Still making the news is the Library’s Packard Campus for Audio-Visual Conservation in Culpeper, Va. Washington Post reporter Adam Bernstein caught up with Gregory Lukow, chief of the Library’s Motion Picture, Broadcasting and Recorded Sound Division, for an update. According to Lukow, a “wonderfully campy” television special from 1978, “The ‘Star Wars’ Holiday Special,” will be the first tape to be preserved using the new robotic digital videotape preservation system called SAMMA. (See Information Bulletin, July/August 2007.)

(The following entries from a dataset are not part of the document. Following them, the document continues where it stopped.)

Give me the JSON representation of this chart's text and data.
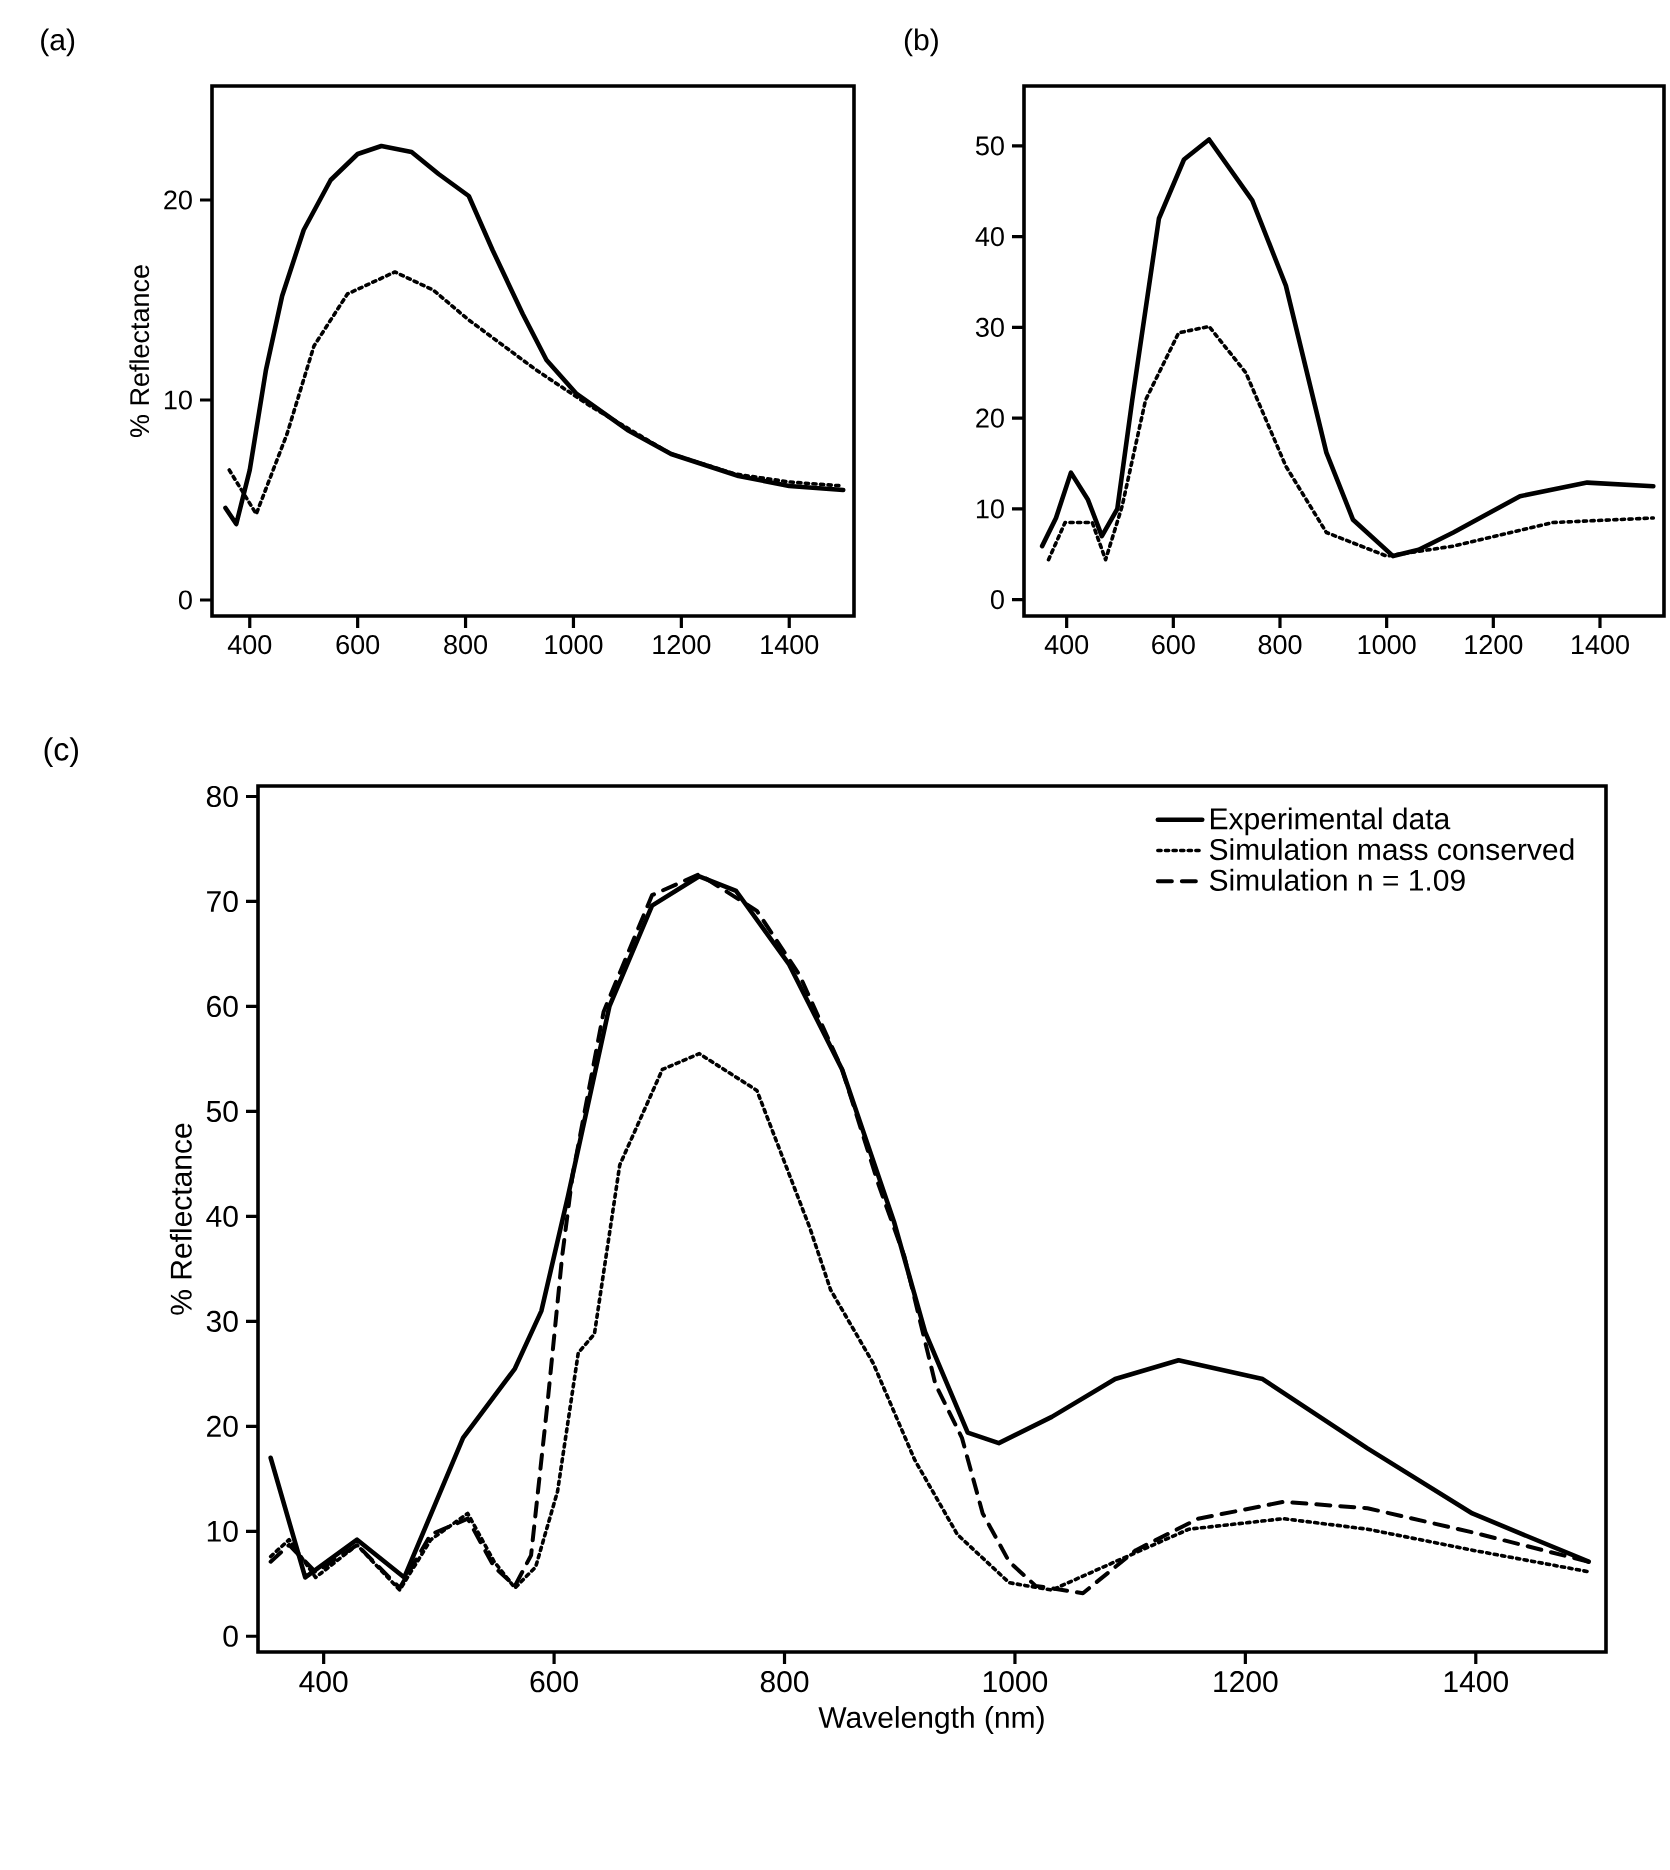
{
  "chart_data": [
    {
      "type": "line",
      "title": "(a)",
      "ylabel": "% Reflectance",
      "xlim": [
        330,
        1520
      ],
      "ylim": [
        -0.8,
        25.7
      ],
      "xticks": [
        400,
        600,
        800,
        1000,
        1200,
        1400
      ],
      "yticks": [
        0,
        10,
        20
      ],
      "series": [
        {
          "color": "#000000",
          "line_style": "solid",
          "x": [
            355,
            375,
            400,
            430,
            460,
            500,
            550,
            600,
            644,
            700,
            750,
            806,
            850,
            906,
            950,
            1006,
            1100,
            1181,
            1306,
            1400,
            1500
          ],
          "values": [
            4.6,
            3.8,
            6.5,
            11.5,
            15.2,
            18.5,
            21,
            22.3,
            22.7,
            22.4,
            21.3,
            20.2,
            17.5,
            14.3,
            12,
            10.3,
            8.5,
            7.3,
            6.2,
            5.7,
            5.5
          ]
        },
        {
          "color": "#000000",
          "line_style": "dotted",
          "x": [
            362,
            412,
            469,
            519,
            581,
            669,
            740,
            806,
            931,
            1031,
            1181,
            1300,
            1400,
            1500
          ],
          "values": [
            6.5,
            4.3,
            8.3,
            12.7,
            15.3,
            16.4,
            15.5,
            14,
            11.5,
            9.7,
            7.3,
            6.3,
            5.9,
            5.7
          ]
        }
      ]
    },
    {
      "type": "line",
      "title": "(b)",
      "xlim": [
        320,
        1520
      ],
      "ylim": [
        -1.8,
        56.6
      ],
      "xticks": [
        400,
        600,
        800,
        1000,
        1200,
        1400
      ],
      "yticks": [
        0,
        10,
        20,
        30,
        40,
        50
      ],
      "series": [
        {
          "color": "#000000",
          "line_style": "solid",
          "x": [
            354,
            380,
            408,
            440,
            466,
            495,
            523,
            573,
            620,
            667,
            748,
            811,
            887,
            937,
            1012,
            1060,
            1125,
            1250,
            1376,
            1500
          ],
          "values": [
            5.9,
            9,
            14,
            11,
            7,
            10,
            22,
            42,
            48.5,
            50.7,
            44,
            34.6,
            16.2,
            8.8,
            4.8,
            5.5,
            7.4,
            11.4,
            12.9,
            12.5
          ]
        },
        {
          "color": "#000000",
          "line_style": "dotted",
          "x": [
            366,
            397,
            448,
            473,
            504,
            548,
            610,
            667,
            736,
            811,
            887,
            1000,
            1125,
            1312,
            1500
          ],
          "values": [
            4.4,
            8.5,
            8.5,
            4.4,
            10.3,
            22,
            29.4,
            30.1,
            25,
            14.7,
            7.4,
            4.8,
            5.9,
            8.5,
            9
          ]
        }
      ]
    },
    {
      "type": "line",
      "title": "(c)",
      "xlabel": "Wavelength (nm)",
      "ylabel": "% Reflectance",
      "xlim": [
        343,
        1513
      ],
      "ylim": [
        -1.5,
        81
      ],
      "xticks": [
        400,
        600,
        800,
        1000,
        1200,
        1400
      ],
      "yticks": [
        0,
        10,
        20,
        30,
        40,
        50,
        60,
        70,
        80
      ],
      "legend": "top right",
      "series": [
        {
          "name": "Experimental data",
          "color": "#000000",
          "line_style": "solid",
          "x": [
            354,
            384,
            429,
            470,
            521,
            566,
            589,
            612,
            648,
            685,
            726,
            758,
            804,
            850,
            895,
            922,
            959,
            986,
            1032,
            1087,
            1142,
            1215,
            1306,
            1397,
            1498
          ],
          "values": [
            17,
            5.6,
            9.2,
            5.6,
            18.9,
            25.5,
            31,
            41.9,
            60,
            69.6,
            72.4,
            71,
            64,
            54,
            39.5,
            29,
            19.4,
            18.4,
            20.9,
            24.5,
            26.3,
            24.5,
            17.9,
            11.7,
            7.1
          ]
        },
        {
          "name": "Simulation mass conserved",
          "color": "#000000",
          "line_style": "dotted",
          "x": [
            354,
            370,
            393,
            429,
            466,
            493,
            525,
            548,
            566,
            584,
            603,
            621,
            635,
            657,
            694,
            726,
            776,
            822,
            840,
            877,
            913,
            950,
            995,
            1032,
            1087,
            1151,
            1233,
            1306,
            1397,
            1500
          ],
          "values": [
            7.6,
            9.2,
            5.6,
            8.7,
            4.4,
            9.2,
            11.7,
            7.1,
            4.6,
            6.6,
            13.8,
            27,
            28.8,
            44.9,
            54,
            55.5,
            52,
            38.9,
            33,
            26,
            16.8,
            9.7,
            5.1,
            4.4,
            7.1,
            10.2,
            11.2,
            10.2,
            8.2,
            6.1
          ]
        },
        {
          "name": "Simulation n = 1.09",
          "color": "#000000",
          "line_style": "dashed",
          "x": [
            354,
            370,
            393,
            429,
            466,
            493,
            525,
            548,
            566,
            580,
            594,
            607,
            616,
            643,
            685,
            726,
            776,
            813,
            850,
            882,
            904,
            931,
            954,
            972,
            995,
            1018,
            1059,
            1105,
            1159,
            1233,
            1306,
            1397,
            1498
          ],
          "values": [
            7.1,
            8.7,
            6.1,
            8.7,
            4.6,
            9.7,
            11.2,
            6.6,
            4.8,
            7.7,
            21.9,
            36.2,
            43.9,
            59.5,
            70.6,
            72.6,
            69.1,
            63,
            54,
            42.9,
            36.2,
            24,
            18.9,
            11.7,
            7.1,
            4.8,
            4.1,
            8.2,
            11.2,
            12.8,
            12.2,
            9.9,
            7.1
          ]
        }
      ]
    }
  ]
}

On the literacy front, Washington Post reporter Valerie Strauss interviewed the Library’s new National Ambassador for Young People’s Literature, John Scieszka, who continued to offer words of wisdom. For example, he advises that children be given the freedom to choose what they read, including graphic novels, magazines and audio books.
Scieszka, known by children as the author of “The Stinky Cheese Man,” calls himself “a fan of stupid reading,” reported Strauss.
“Fun is the ticket to getting youngsters to read,” said Scieszka. But while he warns against “demonizing other media,” he asked and answered the question, “Can’t we watch YouTube forever? The answer is no. Because your brain will turn to mush.”
Erin Allen is a writer-editor in the Library’s Public Affairs Office.